I specifically hate commenters who present themselves as experts in the implicit belief that any layperson with access to the internet and a shitload of time to find factoids in support of their contentions is, indeed, an expert. By the way, I also hate experts who believe that their expertise is so special that it defies the possibility of being explained to laypersons in a way that would allow these laypersons to make valuable observations.
So this is my theory & I would really hate it to be true: the internet as we know it brings out the most obnoxious character traits in those who comment and, as most of us don’t enjoy being obnoxious, over time only the persistently obnoxious survive long term in on-line discussion forums. Just like society needs more women in power, the internet needs lurkers to be more in charge of where things go.
I hate being pronounced dead, certainly if the dying is the result of being beaten to it.
Via IMDB, I stumbled across the following fun fact: Shane Jones’s Light Boxes, published by Publishing Genius, recently had its movie rights purchased by Spike Jonze.
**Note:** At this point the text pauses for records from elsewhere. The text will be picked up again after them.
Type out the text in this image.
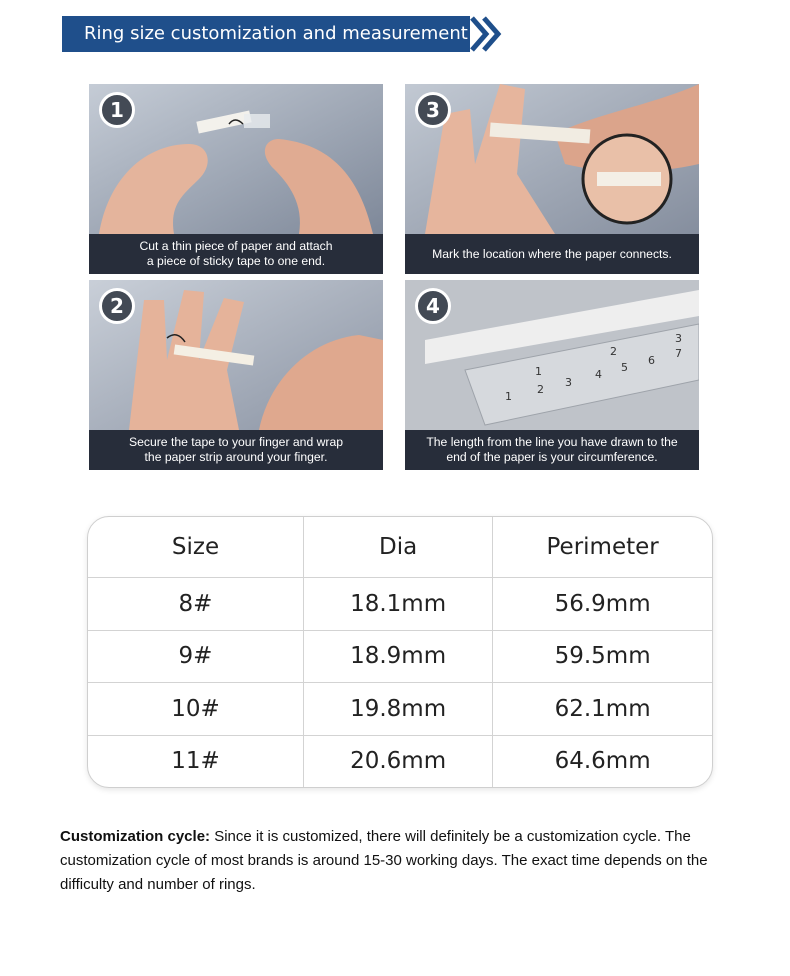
Ring size customization and measurement
1
Cut a thin piece of paper and attach
a piece of sticky tape to one end.
2
Secure the tape to your finger and wrap
the paper strip around your finger.
3
Mark the location where the paper connects.
1
2
3
1
2
3
4
5
6
7
4
The length from the line you have drawn to the
end of the paper is your circumference.
Size	Dia	Perimeter
8#	18.1mm	56.9mm
9#	18.9mm	59.5mm
10#	19.8mm	62.1mm
11#	20.6mm	64.6mm
Customization cycle: Since it is customized, there will definitely be a customization cycle. The customization cycle of most brands is around 15-30 working days. The exact time depends on the difficulty and number of rings.
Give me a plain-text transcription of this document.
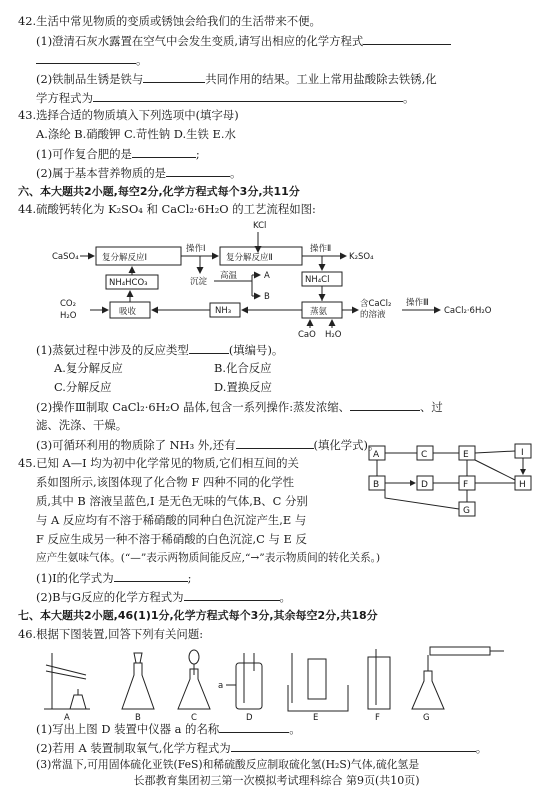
42.生活中常见物质的变质或锈蚀会给我们的生活带来不便。
(1)澄清石灰水露置在空气中会发生变质,请写出相应的化学方程式
。
(2)铁制品生锈是铁与	共同作用的结果。工业上常用盐酸除去铁锈,化
学方程式为	。
43.选择合适的物质填入下列选项中(填字母)
A.涤纶 B.硝酸钾 C.苛性钠 D.生铁 E.水
(1)可作复合肥的是	;
(2)属于基本营养物质的是	。
六、本大题共2小题,每空2分,化学方程式每个3分,共11分
44.硫酸钙转化为 K₂SO₄ 和 CaCl₂·6H₂O 的工艺流程如图:
KCl
CaSO₄	复分解反应Ⅰ
操作Ⅰ
复分解反应Ⅱ
操作Ⅱ
K₂SO₄
NH₄HCO₃	沉淀
高温	A
B
NH₄Cl
CO₂
H₂O	吸收	NH₃	蒸氨
含CaCl₂
的溶液
操作Ⅲ
CaCl₂·6H₂O
CaO H₂O
(1)蒸氨过程中涉及的反应类型	(填编号)。
A.复分解反应	B.化合反应
C.分解反应	D.置换反应
(2)操作Ⅲ制取 CaCl₂·6H₂O 晶体,包含一系列操作:蒸发浓缩、	、过
滤、洗涤、干燥。
(3)可循环利用的物质除了 NH₃ 外,还有	(填化学式)。
45.已知 A—I 均为初中化学常见的物质,它们相互间的关
系如图所示,该图体现了化合物 F 四种不同的化学性
质,其中 B 溶液呈蓝色,I 是无色无味的气体,B、C 分别
与 A 反应均有不溶于稀硝酸的同种白色沉淀产生,E 与
F 反应生成另一种不溶于稀硝酸的白色沉淀,C 与 E 反
应产生氨味气体。(“—”表示两物质间能反应,“→”表示物质间的转化关系。)
A	C	E	I
B	D	F	H
G
(1)I的化学式为	;
(2)B与G反应的化学方程式为	。
七、本大题共2小题,46(1)1分,化学方程式每个3分,其余每空2分,共18分
46.根据下图装置,回答下列有关问题:
A	B	C	D	E	F	G
a
(1)写出上图 D 装置中仪器 a 的名称	。
(2)若用 A 装置制取氧气,化学方程式为	。
(3)常温下,可用固体硫化亚铁(FeS)和稀硫酸反应制取硫化氢(H₂S)气体,硫化氢是
长郡教育集团初三第一次模拟考试理科综合 第9页(共10页)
This is a huge deal for Publishing Genius, which my friend Adam Robinson founded a few years ago, and will hopefully give PG and small presses more generally closer to the amount of credibility they deserve.
It’s easy to start a new creatively-driven blog, but another thing entirely to keep it going. As Adam & I learned last year, the new paint can start to peel before it even dries. My point: new blogs need love. Barring that, they just need traffic.
Long time friend of the Weblog, Pat Rock, has started up a brand spanking new online comic. Stabbing Plato, we wish you well.